L'argument en faveur de la réalité objective de la culture - qui suppose qu'il est possible et même essentiel d'étudier la coutume comme si elle avait une réalité objective - repose sur le fait que la culture, étant « extra-humaine », « superorganique », échap-pe au contrôle de l'homme et opère dans les limites de ses propres lois. En substance, nous analysons ici un des nombreux déterminismes proposés pour expliquer la nature de la culture - en particulier le déterminisme culturel.

Examinons l'assertion suivante : « toute culture dépasse ce qu'un individu peut saisir ou manipuler », car elle est décisive pour la position que nous considérons maintenant. Notre propre culture peut aussi bien que toute autre servir d'exemple. Actuellement dans notre société, des millions de gens, dans des situations données de leur vie quotidienne, agissent d'une manière et dans des limites prévisibles. Par exemple : nous sommes sûrs que le mot « oui » signifiera une réponse affirmative à une question, à la campagne, les femmes ne labourent pas, sauf en des circonstances exceptionnelles; la mélodie de nos chants est plus importante que leur rythme; nos familles, en général, se composent du père, de la mère et des enfants plutôt que d'un homme, plusieurs femmes et leur progéniture. Or, quelque perméable que notre culture soit au changement, « oui » a signifié l'affirmation pendant des siècles; le labourage a été considéré depuis un temps immémorial comme une activité masculine; et ainsi de suite pour un grand nombre de coutumes. Mais il est clair que parmi les gens qui ont suivi ces conventions, aucun n'est vivant aujourd'hui, qui il y a deux cents ans disait « oui » pour affirmer ou vivait alors en monogamie.

Les partisans de l'existence objective de la culture insistent sur le fait que les modes de vie traditionnels continuent de génération en génération, sans tenir compte de la durée de l'existence d'une personne donnée. Cet argument a une force indéniable. Nous pouvons presque envisager deux entités - le groupe en changement perpétuel, composé d'êtres qui y entrent à leur naissance, y vivent et meurent; et le solide corps des coutumes qui dure, intact, les changements qu'il subit ayant leur source dans son passé historique.
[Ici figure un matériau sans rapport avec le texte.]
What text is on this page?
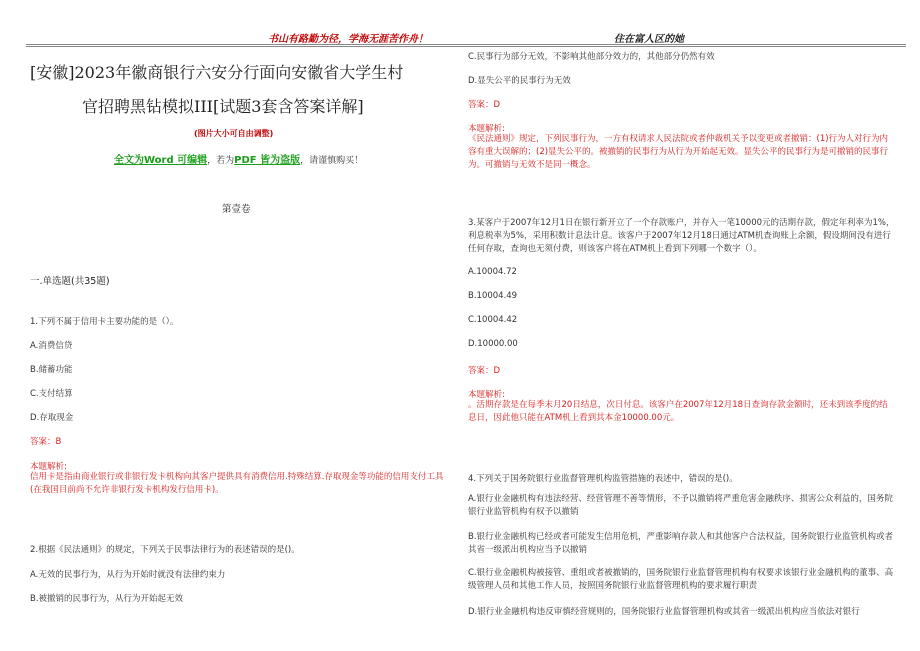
书山有路勤为径，学海无涯苦作舟！	住在富人区的她
[安徽]2023年徽商银行六安分行面向安徽省大学生村
官招聘黑钻模拟III[试题3套含答案详解]
(图片大小可自由调整)
全文为Word 可编辑，若为PDF 皆为盗版，请谨慎购买！
第壹卷
一.单选题(共35题)
1.下列不属于信用卡主要功能的是（）。
A.消费信贷
B.储蓄功能
C.支付结算
D.存取现金
答案：B
本题解析:
信用卡是指由商业银行或非银行发卡机构向其客户提供具有消费信用.特殊结算.存取现金等功能的信用支付工具(在我国目前尚不允许非银行发卡机构发行信用卡)。
2.根据《民法通则》的规定，下列关于民事法律行为的表述错误的是()。
A.无效的民事行为，从行为开始时就没有法律约束力
B.被撤销的民事行为，从行为开始起无效
C.民事行为部分无效，不影响其他部分效力的，其他部分仍然有效
D.显失公平的民事行为无效
答案：D
本题解析:
《民法通则》规定，下列民事行为，一方有权请求人民法院或者仲裁机关予以变更或者撤销：(1)行为人对行为内容有重大误解的；(2)显失公平的。被撤销的民事行为从行为开始起无效。显失公平的民事行为是可撤销的民事行为。可撤销与无效不是同一概念。
3.某客户于2007年12月1日在银行新开立了一个存款账户，并存入一笔10000元的活期存款，假定年利率为1%，利息税率为5%，采用积数计息法计息。该客户于2007年12月18日通过ATM机查询账上余额，假设期间没有进行任何存取，查询也无须付费，则该客户将在ATM机上看到下列哪一个数字（）。
A.10004.72
B.10004.49
C.10004.42
D.10000.00
答案：D
本题解析:
。活期存款是在每季末月20日结息，次日付息。该客户在2007年12月18日查询存款金额时，还未到该季度的结息日，因此他只能在ATM机上看到其本金10000.00元。
4.下列关于国务院银行业监督管理机构监管措施的表述中，错误的是()。
A.银行业金融机构有违法经营、经营管理不善等情形，不予以撤销将严重危害金融秩序、损害公众利益的，国务院银行业监管机构有权予以撤销
B.银行业金融机构已经或者可能发生信用危机，严重影响存款人和其他客户合法权益，国务院银行业监管机构或者其省一级派出机构应当予以撤销
C.银行业金融机构被接管、重组或者被撤销的，国务院银行业监督管理机构有权要求该银行业金融机构的董事、高级管理人员和其他工作人员，按照国务院银行业监督管理机构的要求履行职责
D.银行业金融机构违反审慎经营规则的，国务院银行业监督管理机构或其省一级派出机构应当依法对银行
Qu'il existe des relations réciproques entre les hommes et la culture, même le déterministe le plus déclaré ne le nierait pas, de même que ceux qui réduisent la culture à des idées manifestées par la conscience individuelle conviendront de la nécessité d'en étudier les formes instituées. On ne saurait donc trop souligner que nous considérons ici des différences d'accentuation et d'évaluation plutôt que des alternatives exclusives. Ceci dit, le fait qu'il existe un continuum culturel, malgré le changement constant des personnes dont le comportement caractérise la culture, constitue un argument en faveur de la notion de culture définie comme entité indépendante.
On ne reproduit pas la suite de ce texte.